Ces mythes, on le comprend, ne sont pas de simples récits pour enfants ou de simples fresques épiques, voire d’antiques légendes ayant cours dans toutes les sociétés humaines et en tout temps, ou un outil idéologique au profit de certains, comme disait Roland Barthes. Derrière leur dramaturgie apparaissent des expériences humaines, saisissables, partageables et transmissibles, le plus souvent, uniquement sous cette forme. À la question de cette femme, de son énigme, l’analyste, nommons-le ainsi, lui proposera comme exercice mythologique, le Croc blanc de Jack London. Cela me fait penser aux écrits de Rachel Rosenblum, psychiatre psychanalyste, auteur de plusieurs essais consacrés à l’élaboration des traumas extrêmes, qui évoque dans son livre, Mourir d’écrire, la nécessité parfois de reconstruire l’expérience de façon oblique en faisant appel aux mots des autres. Elle parle alors d’« hétérobiographie », utilisant une belle expression : écrire « dans le corps textuel de l’autre », qui permettrait de rendre parfois tolérable l’intolérable en vidant le récit d’une partie de sa charge affective.

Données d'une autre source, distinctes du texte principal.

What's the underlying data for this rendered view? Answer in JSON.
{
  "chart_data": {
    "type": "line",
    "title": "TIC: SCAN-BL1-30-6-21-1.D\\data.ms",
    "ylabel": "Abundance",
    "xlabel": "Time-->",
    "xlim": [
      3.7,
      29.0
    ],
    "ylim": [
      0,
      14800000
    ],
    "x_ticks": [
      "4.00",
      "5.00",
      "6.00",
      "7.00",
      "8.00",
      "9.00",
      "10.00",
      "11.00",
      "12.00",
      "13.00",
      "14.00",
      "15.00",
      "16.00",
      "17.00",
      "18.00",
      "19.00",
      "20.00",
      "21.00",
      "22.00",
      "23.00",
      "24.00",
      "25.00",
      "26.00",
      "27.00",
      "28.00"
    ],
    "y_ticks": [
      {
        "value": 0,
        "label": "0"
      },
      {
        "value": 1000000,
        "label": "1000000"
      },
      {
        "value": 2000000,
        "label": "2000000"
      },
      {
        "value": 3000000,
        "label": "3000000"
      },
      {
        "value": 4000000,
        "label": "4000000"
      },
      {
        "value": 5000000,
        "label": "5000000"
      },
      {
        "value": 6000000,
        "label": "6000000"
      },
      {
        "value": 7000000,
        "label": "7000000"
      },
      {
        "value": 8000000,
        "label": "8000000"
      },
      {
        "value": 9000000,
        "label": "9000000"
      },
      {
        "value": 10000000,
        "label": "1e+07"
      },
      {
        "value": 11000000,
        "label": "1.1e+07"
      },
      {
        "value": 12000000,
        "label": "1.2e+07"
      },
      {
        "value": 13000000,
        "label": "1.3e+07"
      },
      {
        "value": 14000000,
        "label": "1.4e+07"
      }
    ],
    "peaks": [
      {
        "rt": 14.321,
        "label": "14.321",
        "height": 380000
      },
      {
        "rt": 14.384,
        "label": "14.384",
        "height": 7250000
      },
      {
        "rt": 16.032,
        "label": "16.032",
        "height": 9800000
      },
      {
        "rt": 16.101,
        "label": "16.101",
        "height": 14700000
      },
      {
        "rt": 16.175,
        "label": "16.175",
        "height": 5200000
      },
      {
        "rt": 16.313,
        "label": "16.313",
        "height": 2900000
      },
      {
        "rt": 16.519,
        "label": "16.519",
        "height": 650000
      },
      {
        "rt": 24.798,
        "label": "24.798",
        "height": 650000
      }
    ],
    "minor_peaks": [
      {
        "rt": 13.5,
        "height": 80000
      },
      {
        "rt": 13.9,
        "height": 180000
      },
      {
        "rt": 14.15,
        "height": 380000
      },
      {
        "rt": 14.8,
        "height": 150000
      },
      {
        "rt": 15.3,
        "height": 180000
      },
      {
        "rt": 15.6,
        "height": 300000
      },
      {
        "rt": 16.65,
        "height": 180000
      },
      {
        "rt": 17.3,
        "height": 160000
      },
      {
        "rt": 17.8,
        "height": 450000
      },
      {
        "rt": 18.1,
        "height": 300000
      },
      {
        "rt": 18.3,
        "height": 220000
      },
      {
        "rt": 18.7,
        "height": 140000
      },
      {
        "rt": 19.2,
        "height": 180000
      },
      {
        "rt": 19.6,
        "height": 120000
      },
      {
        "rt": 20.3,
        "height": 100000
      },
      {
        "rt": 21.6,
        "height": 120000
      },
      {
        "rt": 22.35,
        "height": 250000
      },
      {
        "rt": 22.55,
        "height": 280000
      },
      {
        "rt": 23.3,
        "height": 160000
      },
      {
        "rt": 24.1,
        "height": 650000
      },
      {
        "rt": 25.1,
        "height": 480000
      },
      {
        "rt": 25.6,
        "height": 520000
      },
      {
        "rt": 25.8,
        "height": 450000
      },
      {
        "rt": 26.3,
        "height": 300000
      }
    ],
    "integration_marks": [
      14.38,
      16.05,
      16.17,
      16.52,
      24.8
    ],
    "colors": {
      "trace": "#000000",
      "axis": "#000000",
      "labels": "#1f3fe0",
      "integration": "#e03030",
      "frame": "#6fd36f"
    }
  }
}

Le film rappelle qu’on ne peut attaquer ces questions de front. On ne peut les aborder que dans l’oblique, la métaphore, le mythe, la poésie ; on doit faire appel aux mots des autres.
En changeant de logiciel ou de langue, du trouble du stress post-traumatique (PTSD) à Croc blanc, en dérogeant au cadre établi, en acceptant que cette femme ne peut être à l’heure de l’autre, au sens propre comme au figuré, le thérapeute pose la rencontre comme un moment entre deux battements. C’est à cette seule exigence d’un « pas tout dans le savoir » que se passent des frontières.
Passé la rencontre et le déboulonnage des frontières, le film aboutit ainsi à une expérience, jamais démentie, qui est celle à laquelle nous convie chaque jour notre travail clinique au Centre Primo Levi. Passées ces frontières, il est toujours étonnant, pour les cliniciens, de se laisser encore surprendre par l’extrême familiarité de ces rencontres. Passée l’étrangeté, c’est toujours, pour chaque sujet, quelle que soit son origine, le retour aux universaux : la famille, l’enfance, ses peurs et ses rêves, la détresse inaugurale, ce que Lacan nomme « la douleur d’exister ».